The Fate of Eston Kohver Shows Putin’s Contempt for Obama By David Pryce-Jones —
http://www.nationalreview.com/node/422953/print
The appeasement of Iran in respect of its nuclear development is so likely to be the prelude to future violence that other danger-spots are overlooked. Vladimir Putin’s imperialist Russia is bearing down on Estonia, formerly occupied by Communist Russia and now independent and a member of the EU and NATO. Last September, President Obama visited this Baltic State, and gave an assurance that NATO’s doctrine of collective defense would be applicable in the event of Russian aggression. Only two days later, a Russian strong-arm squad crossed the border, and on Estonian territory kidnapped Eston Kohver, an Estonian security agent. Taken illegally to Russia, he was held in prison, for all we know in the former KGB and now FSB’s Lubianka headquarters itself, where tens of thousands of innocent victims have met their fates.
According to international law, the hijacking of a bona fide official of another state is cause for war. But Obama’s grandiloquent speech proved mere verbiage. Nobody much put in a good word for Eston Kohver. The crime was hardly reported. Presumably the mainstream media did not like to dwell on the open and public humiliation of the president of the United States or the failure of NATO to rise to the challenge. After a lot of prevarication, NATO has announced that a spearhead force of 4,000 troops will be stationed in the Baltic republics. So feeble a response has once more encouraged Putin to do his worst. Eston Kohver has been brought before a court in Moscow, where in one of those Soviet-era trumped-up and pre-judged trials lasting half an hour, he has been sentenced to fifteen years in a hard labor camp, and the payment of a sum of money.
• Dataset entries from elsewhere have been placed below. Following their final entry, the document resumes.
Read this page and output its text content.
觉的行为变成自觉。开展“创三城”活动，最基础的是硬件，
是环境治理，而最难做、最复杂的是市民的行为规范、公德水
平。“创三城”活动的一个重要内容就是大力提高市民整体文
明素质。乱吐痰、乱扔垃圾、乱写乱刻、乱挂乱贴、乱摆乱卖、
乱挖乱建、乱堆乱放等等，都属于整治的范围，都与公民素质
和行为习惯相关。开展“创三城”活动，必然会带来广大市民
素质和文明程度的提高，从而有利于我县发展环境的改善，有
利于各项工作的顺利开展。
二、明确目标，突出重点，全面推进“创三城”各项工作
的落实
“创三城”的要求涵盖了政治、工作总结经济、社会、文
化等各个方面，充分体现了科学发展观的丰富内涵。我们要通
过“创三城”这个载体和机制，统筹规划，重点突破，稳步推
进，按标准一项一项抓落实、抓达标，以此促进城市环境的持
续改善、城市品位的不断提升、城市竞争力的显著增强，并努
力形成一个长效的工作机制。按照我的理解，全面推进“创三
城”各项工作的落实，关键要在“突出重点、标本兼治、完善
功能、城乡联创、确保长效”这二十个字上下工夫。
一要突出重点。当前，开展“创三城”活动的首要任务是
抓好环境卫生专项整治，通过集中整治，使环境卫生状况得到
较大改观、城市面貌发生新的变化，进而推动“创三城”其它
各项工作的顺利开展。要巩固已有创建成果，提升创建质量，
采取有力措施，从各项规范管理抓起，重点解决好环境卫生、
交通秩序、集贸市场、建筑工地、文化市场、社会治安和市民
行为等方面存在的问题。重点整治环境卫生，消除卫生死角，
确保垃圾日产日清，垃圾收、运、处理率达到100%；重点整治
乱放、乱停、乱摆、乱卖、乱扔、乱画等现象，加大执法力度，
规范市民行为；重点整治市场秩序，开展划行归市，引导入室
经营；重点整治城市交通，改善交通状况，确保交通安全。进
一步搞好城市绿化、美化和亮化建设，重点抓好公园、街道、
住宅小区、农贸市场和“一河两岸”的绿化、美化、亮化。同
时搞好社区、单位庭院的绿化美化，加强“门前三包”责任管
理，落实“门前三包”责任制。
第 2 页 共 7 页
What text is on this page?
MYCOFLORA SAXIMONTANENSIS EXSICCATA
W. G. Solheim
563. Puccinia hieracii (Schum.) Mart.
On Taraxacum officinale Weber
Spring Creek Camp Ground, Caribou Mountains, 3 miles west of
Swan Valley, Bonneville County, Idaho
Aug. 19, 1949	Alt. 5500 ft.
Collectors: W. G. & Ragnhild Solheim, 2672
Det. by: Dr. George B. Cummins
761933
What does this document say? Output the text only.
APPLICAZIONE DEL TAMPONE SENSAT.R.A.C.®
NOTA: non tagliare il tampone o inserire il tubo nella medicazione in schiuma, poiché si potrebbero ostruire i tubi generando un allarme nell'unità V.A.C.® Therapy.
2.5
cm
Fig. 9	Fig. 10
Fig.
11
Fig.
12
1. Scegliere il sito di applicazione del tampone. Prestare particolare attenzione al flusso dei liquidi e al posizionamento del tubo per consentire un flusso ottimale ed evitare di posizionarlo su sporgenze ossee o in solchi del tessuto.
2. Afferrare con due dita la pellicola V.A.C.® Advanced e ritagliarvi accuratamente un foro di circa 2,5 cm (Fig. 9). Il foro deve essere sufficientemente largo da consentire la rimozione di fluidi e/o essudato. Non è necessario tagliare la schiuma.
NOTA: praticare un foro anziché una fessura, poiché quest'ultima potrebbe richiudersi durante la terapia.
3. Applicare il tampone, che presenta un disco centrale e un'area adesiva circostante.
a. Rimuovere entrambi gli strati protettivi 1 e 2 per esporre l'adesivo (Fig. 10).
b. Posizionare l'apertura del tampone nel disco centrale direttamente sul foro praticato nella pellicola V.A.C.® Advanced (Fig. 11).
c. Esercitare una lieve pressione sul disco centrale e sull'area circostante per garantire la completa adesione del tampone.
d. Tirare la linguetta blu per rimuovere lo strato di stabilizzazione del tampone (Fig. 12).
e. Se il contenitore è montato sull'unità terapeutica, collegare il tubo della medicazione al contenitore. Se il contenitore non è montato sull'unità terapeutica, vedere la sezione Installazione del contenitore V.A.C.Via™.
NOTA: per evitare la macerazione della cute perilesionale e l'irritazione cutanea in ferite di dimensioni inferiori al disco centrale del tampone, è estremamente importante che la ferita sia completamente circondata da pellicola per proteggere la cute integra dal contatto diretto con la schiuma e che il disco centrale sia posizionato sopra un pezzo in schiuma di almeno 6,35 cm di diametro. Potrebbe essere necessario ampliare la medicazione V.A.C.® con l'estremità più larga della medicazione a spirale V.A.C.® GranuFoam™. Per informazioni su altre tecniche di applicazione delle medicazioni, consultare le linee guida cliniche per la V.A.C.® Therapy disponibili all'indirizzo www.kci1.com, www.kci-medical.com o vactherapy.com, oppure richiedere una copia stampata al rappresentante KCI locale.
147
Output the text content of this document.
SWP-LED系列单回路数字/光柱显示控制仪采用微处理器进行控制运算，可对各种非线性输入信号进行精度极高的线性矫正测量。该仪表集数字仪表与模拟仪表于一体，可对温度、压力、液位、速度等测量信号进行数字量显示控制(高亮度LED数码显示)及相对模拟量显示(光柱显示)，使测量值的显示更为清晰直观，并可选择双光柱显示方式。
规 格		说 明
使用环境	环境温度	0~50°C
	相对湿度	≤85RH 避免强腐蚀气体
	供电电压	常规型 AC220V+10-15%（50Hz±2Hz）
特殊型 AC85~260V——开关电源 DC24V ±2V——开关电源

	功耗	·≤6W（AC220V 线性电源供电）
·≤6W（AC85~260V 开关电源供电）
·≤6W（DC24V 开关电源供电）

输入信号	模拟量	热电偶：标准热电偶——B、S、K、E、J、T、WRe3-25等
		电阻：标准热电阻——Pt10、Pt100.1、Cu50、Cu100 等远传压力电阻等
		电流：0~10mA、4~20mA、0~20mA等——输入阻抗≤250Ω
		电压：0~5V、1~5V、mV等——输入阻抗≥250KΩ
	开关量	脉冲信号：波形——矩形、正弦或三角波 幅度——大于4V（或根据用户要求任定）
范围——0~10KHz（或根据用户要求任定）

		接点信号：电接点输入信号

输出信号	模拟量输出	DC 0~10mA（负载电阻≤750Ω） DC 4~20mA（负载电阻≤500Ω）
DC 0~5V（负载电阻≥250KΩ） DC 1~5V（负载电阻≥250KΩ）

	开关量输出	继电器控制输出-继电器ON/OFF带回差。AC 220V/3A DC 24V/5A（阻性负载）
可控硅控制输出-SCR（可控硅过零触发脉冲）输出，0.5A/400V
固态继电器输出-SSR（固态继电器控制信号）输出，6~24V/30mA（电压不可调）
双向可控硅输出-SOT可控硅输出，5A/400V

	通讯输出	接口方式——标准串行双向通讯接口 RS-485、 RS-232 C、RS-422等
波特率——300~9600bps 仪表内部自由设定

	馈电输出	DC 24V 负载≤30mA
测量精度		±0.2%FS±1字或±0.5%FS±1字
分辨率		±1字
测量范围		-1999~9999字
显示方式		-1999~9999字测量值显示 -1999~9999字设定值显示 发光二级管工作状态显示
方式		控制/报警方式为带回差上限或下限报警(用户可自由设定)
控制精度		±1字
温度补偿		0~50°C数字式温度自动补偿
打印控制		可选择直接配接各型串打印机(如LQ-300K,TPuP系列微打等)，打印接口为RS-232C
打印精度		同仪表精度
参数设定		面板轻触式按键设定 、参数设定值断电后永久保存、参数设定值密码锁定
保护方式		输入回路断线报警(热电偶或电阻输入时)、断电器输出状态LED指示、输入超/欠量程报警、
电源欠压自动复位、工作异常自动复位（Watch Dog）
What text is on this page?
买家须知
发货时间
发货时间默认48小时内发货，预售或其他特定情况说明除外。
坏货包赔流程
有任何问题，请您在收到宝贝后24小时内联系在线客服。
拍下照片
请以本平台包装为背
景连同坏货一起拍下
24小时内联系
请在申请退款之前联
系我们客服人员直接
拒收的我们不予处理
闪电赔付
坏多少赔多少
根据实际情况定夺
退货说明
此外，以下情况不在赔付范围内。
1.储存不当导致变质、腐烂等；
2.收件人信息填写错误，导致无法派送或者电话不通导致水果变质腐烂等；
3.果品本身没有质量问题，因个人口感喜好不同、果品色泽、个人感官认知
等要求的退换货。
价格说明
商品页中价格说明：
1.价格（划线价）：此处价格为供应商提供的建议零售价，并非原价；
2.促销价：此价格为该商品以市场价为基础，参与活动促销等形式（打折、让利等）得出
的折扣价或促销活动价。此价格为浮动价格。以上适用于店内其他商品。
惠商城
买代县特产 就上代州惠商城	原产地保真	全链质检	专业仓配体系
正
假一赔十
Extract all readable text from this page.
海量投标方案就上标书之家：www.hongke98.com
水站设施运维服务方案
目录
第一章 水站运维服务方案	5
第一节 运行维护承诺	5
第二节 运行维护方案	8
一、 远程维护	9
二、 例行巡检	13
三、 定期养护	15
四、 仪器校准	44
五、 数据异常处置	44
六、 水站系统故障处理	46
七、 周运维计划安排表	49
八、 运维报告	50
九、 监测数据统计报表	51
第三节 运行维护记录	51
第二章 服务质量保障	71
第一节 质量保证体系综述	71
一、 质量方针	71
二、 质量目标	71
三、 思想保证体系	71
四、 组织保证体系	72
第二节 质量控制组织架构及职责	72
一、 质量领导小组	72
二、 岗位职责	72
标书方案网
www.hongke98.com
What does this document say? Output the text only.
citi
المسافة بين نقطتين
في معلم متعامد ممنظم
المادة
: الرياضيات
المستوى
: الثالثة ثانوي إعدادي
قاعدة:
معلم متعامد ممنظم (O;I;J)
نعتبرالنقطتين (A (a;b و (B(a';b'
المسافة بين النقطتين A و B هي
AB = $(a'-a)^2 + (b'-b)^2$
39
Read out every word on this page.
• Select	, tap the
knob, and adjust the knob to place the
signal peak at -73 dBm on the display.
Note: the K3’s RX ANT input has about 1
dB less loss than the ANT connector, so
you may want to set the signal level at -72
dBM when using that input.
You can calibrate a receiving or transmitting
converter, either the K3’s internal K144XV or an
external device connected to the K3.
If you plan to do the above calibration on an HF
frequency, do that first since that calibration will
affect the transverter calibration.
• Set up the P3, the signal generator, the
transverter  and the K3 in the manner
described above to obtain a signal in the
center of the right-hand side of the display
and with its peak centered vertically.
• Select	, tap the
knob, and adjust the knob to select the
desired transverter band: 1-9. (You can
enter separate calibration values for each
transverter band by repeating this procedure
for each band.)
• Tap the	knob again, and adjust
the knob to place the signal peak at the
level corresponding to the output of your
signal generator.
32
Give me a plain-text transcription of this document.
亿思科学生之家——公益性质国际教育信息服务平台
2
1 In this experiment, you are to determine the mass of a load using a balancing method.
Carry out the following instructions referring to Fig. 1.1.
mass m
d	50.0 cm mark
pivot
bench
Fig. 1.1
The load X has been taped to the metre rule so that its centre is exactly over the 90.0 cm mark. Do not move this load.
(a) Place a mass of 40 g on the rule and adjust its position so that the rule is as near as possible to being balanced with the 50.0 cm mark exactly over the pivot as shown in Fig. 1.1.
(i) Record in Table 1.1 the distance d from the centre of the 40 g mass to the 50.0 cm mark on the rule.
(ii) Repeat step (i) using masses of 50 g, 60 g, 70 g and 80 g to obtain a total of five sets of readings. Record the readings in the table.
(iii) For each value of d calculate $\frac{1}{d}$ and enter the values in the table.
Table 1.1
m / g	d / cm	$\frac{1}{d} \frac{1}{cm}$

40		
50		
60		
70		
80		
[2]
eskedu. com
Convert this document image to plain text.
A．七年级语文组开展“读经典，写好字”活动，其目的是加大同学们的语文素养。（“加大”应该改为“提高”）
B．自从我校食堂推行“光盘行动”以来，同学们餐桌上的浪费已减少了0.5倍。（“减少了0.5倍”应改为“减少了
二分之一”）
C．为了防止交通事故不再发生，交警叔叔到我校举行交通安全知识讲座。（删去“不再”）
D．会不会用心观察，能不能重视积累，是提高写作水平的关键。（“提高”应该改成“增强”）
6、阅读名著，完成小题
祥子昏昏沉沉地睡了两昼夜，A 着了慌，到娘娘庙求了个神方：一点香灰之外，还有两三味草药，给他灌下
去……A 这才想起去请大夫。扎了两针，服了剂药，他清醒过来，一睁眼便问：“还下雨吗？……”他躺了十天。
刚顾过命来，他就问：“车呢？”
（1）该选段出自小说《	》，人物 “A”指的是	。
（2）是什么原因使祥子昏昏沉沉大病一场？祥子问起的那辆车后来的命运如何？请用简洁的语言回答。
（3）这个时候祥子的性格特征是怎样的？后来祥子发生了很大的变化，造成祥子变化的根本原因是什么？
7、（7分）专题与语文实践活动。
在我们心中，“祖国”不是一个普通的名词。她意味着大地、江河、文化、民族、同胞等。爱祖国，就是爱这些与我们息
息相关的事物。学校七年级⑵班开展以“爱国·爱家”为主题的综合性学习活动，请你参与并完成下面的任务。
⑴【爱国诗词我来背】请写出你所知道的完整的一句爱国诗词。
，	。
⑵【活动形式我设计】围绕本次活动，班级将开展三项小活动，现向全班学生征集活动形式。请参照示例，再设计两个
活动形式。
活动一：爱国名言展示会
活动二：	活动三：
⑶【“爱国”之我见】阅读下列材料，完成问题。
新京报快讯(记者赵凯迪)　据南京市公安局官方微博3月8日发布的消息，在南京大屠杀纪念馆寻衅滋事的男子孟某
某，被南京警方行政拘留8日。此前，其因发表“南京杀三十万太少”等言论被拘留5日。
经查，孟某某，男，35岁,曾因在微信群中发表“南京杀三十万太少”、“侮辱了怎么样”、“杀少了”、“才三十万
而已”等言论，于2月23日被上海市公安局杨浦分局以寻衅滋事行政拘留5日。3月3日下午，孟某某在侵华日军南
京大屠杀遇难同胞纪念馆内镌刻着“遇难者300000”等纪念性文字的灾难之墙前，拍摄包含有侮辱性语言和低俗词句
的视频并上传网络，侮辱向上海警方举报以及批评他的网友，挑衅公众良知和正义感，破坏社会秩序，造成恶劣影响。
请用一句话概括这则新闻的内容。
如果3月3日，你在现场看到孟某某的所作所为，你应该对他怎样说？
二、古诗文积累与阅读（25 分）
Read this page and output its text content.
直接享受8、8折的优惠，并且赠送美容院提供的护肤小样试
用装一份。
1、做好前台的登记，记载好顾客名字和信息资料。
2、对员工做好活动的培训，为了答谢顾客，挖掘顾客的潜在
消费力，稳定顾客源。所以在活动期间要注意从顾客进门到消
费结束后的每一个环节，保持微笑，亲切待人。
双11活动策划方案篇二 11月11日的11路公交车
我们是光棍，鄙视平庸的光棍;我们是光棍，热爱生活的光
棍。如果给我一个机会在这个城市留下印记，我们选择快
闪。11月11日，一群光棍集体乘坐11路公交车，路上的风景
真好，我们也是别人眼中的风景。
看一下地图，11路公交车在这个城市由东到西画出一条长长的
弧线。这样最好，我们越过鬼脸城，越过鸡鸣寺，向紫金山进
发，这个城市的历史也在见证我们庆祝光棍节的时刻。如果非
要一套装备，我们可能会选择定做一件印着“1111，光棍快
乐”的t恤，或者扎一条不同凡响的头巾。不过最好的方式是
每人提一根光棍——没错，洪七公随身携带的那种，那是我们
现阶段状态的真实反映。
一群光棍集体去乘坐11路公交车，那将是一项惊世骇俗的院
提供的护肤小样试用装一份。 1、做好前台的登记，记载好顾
Evidently Putin takes it for granted that he can treat Obama with an impunity that is nothing short of contempt. Rulers such as Putin, or for that matter Ayatollah Khamenei in Iran, will always pursue imperial ambitions if there is no cost to doing so. The practice of statecraft is what it has always been. Without the protection of a greater power prepared to put more than 4,000 token troops into the field, smaller countries like Estonia on the one hand and the Gulf emirates on the other pay the price under threat of colonization.